Freddie Owens: I think Jesse’s hand was mangled in a tractor’s engine. I think this may have appeared in an earlier draft of the novel but did not make the final cut. I’d have to go back and read to confirm this.

I think I’d best not divulge the specifics of Jesse’s death at this point. Suffice it to say that the book mimics the story of Hamlet but ends in a light very different from that tragic one. That, I think, is a pretty good clue.

Douglas R. Cobb: Are you currently writing another novel, or perhaps are you working on any poetry you’d like to tell our readers about? If so, how far are you along on these projects, and when will they be out, if you know?

Freddie Owens: I’m thinking of a sequel to Blind Man and have at this point only some rough ‘thinking’ notes scribbled. Much of my time now is spent trying to market Blind Man, which will be available November 15th. I’ve a website  Freddie Owens.com . If you go to the Fan Page click on the ‘like’ button to preview an excerpt from the novel.

I read poetry at various venues around Denver from time to time (and in San Francisco as well) and am planning a collection of poems to be released hopefully next year. I’ve been writing poetry all my life – my first love if you will. It’s satisfying in a wholly different way than is prose – but that’s another interview.

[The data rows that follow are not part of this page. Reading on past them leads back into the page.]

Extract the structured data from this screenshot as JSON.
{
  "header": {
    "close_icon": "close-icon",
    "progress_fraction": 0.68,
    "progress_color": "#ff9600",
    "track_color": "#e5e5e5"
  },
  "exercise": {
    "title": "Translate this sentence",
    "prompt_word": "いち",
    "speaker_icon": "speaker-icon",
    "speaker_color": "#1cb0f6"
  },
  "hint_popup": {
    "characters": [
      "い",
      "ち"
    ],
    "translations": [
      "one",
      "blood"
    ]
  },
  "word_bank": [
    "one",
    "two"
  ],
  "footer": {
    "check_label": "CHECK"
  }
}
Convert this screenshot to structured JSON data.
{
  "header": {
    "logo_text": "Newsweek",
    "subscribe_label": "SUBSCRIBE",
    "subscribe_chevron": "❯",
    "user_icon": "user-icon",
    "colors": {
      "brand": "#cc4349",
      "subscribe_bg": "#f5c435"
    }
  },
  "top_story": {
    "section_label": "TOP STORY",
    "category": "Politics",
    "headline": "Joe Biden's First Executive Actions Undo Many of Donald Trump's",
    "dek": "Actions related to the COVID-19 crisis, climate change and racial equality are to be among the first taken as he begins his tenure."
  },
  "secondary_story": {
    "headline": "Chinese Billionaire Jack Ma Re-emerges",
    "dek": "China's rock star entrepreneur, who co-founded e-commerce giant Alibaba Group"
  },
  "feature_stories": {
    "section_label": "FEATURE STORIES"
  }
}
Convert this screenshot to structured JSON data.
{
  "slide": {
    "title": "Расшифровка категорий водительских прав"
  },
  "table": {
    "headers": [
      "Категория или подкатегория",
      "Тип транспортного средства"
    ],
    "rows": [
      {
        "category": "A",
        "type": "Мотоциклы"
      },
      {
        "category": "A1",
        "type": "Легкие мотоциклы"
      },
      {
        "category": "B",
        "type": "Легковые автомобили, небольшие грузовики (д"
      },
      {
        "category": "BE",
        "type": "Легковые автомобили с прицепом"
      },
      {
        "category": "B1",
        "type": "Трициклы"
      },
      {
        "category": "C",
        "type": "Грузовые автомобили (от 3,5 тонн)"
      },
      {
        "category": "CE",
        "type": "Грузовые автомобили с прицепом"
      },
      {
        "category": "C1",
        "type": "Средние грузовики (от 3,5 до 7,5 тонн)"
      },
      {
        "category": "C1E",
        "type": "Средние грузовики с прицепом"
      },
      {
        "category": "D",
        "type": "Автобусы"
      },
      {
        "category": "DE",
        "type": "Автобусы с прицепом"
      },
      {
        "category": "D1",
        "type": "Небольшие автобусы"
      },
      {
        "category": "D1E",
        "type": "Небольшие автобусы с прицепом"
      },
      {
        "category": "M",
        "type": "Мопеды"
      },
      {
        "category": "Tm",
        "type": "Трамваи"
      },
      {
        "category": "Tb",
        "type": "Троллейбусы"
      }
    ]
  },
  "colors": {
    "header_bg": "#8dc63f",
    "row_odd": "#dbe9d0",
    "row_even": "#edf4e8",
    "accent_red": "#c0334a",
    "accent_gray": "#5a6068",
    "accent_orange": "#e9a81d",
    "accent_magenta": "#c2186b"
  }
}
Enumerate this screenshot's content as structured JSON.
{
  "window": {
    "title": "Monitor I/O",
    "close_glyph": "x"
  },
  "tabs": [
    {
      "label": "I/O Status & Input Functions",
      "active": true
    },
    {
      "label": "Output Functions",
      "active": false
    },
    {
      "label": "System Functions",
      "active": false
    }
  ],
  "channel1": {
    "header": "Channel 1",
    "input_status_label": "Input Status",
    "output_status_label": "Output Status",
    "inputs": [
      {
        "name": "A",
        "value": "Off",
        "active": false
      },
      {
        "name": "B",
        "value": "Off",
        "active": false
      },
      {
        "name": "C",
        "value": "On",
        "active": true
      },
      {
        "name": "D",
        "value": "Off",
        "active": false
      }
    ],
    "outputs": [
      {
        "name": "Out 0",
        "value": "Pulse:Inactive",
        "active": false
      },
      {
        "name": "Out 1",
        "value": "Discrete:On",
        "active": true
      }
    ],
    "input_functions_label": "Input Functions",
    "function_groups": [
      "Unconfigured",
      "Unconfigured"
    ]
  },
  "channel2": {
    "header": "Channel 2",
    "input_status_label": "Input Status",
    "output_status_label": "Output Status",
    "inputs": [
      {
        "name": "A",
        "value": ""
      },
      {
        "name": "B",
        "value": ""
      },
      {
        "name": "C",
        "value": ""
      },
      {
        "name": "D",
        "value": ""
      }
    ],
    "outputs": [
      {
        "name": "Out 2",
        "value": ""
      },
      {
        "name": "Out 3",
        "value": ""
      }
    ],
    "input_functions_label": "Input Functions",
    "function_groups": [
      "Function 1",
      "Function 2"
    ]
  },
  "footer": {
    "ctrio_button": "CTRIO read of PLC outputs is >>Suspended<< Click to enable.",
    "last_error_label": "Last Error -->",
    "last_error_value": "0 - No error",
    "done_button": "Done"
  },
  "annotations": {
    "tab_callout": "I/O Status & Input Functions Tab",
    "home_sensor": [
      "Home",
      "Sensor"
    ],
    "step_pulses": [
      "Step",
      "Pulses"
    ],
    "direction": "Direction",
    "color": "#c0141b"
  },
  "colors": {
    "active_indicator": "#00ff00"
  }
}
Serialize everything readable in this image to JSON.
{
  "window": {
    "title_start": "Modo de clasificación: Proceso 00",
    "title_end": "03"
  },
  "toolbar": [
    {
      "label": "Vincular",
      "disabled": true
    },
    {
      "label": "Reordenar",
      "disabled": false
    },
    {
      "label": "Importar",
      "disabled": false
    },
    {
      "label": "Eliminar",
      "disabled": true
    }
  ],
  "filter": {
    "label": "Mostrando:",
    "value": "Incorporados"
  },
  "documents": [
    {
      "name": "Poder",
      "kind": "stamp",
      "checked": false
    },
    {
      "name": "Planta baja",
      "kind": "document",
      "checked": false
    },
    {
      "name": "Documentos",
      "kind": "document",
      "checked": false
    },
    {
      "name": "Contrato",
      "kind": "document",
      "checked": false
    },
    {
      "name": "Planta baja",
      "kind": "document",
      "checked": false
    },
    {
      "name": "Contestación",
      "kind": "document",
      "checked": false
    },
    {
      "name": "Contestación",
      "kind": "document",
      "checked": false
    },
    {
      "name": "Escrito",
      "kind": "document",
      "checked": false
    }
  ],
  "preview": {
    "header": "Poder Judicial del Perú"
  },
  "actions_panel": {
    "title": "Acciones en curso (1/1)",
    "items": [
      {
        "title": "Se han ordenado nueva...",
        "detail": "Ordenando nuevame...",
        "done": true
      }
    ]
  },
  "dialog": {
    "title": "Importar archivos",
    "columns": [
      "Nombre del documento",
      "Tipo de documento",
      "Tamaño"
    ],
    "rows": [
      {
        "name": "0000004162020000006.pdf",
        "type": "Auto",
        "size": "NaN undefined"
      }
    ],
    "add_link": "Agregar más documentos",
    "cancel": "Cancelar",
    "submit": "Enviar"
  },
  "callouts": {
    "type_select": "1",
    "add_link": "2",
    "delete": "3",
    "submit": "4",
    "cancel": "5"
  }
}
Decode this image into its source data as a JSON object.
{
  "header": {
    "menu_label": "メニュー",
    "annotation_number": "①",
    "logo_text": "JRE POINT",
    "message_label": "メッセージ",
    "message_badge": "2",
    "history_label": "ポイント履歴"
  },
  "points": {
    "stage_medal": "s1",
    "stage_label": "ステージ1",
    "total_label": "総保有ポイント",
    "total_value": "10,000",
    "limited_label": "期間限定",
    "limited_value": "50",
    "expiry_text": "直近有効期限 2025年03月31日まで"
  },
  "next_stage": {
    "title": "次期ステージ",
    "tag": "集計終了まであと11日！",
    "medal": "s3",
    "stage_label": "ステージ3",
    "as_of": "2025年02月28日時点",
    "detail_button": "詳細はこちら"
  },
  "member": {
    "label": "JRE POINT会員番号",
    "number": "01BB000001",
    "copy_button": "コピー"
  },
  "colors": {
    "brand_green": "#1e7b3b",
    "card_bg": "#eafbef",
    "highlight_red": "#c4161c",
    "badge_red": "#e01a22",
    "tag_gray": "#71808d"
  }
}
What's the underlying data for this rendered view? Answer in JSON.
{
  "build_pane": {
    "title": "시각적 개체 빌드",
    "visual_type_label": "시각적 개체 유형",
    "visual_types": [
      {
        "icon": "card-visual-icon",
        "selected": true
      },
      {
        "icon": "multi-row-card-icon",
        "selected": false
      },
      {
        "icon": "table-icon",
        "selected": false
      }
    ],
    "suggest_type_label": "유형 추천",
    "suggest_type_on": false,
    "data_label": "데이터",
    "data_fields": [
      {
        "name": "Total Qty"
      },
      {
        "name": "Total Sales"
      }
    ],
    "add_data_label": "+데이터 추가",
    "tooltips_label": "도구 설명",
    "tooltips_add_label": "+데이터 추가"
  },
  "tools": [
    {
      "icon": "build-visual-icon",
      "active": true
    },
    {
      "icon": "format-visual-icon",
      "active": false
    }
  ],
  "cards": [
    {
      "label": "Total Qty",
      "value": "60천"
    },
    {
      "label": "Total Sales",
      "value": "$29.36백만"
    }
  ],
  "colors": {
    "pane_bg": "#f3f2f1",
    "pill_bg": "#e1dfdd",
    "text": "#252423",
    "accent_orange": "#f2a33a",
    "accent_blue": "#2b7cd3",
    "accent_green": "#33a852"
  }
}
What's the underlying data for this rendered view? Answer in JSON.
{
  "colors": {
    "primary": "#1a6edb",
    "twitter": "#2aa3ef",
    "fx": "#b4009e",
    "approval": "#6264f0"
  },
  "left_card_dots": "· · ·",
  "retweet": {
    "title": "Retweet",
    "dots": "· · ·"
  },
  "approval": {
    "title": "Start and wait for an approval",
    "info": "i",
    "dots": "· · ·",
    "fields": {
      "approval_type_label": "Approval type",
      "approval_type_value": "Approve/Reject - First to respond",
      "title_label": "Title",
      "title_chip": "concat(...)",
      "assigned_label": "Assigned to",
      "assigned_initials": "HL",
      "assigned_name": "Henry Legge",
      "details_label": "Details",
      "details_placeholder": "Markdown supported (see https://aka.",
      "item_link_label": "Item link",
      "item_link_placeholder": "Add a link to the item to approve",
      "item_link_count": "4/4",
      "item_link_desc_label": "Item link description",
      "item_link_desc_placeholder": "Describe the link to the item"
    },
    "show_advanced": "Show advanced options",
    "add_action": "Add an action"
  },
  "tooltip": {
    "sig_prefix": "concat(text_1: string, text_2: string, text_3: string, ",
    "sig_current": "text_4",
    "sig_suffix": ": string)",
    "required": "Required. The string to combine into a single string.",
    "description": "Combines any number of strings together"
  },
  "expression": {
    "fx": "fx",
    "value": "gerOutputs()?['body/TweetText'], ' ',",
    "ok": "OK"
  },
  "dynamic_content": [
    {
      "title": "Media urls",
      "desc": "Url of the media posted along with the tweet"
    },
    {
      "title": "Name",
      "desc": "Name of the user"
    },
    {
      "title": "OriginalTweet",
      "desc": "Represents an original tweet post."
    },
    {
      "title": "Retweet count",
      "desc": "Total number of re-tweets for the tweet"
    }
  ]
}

Thanks Mr. Cobb, for your questions.

Douglas R. Cobb: Again, thank you very much for doing this interview with me, Freddie! Your realistic, sometimes heartwarming, and sometimes humorous, novel Then Like the Blind Man, is a novel that anyone who loves reading great literature like the novels of Samuel Clemens or ones like To Kill a Mockingbird will want to add to their reading lists. I wish you much luck and success in the coming years, and I look forward to reading/reviewing more of your novels in the future!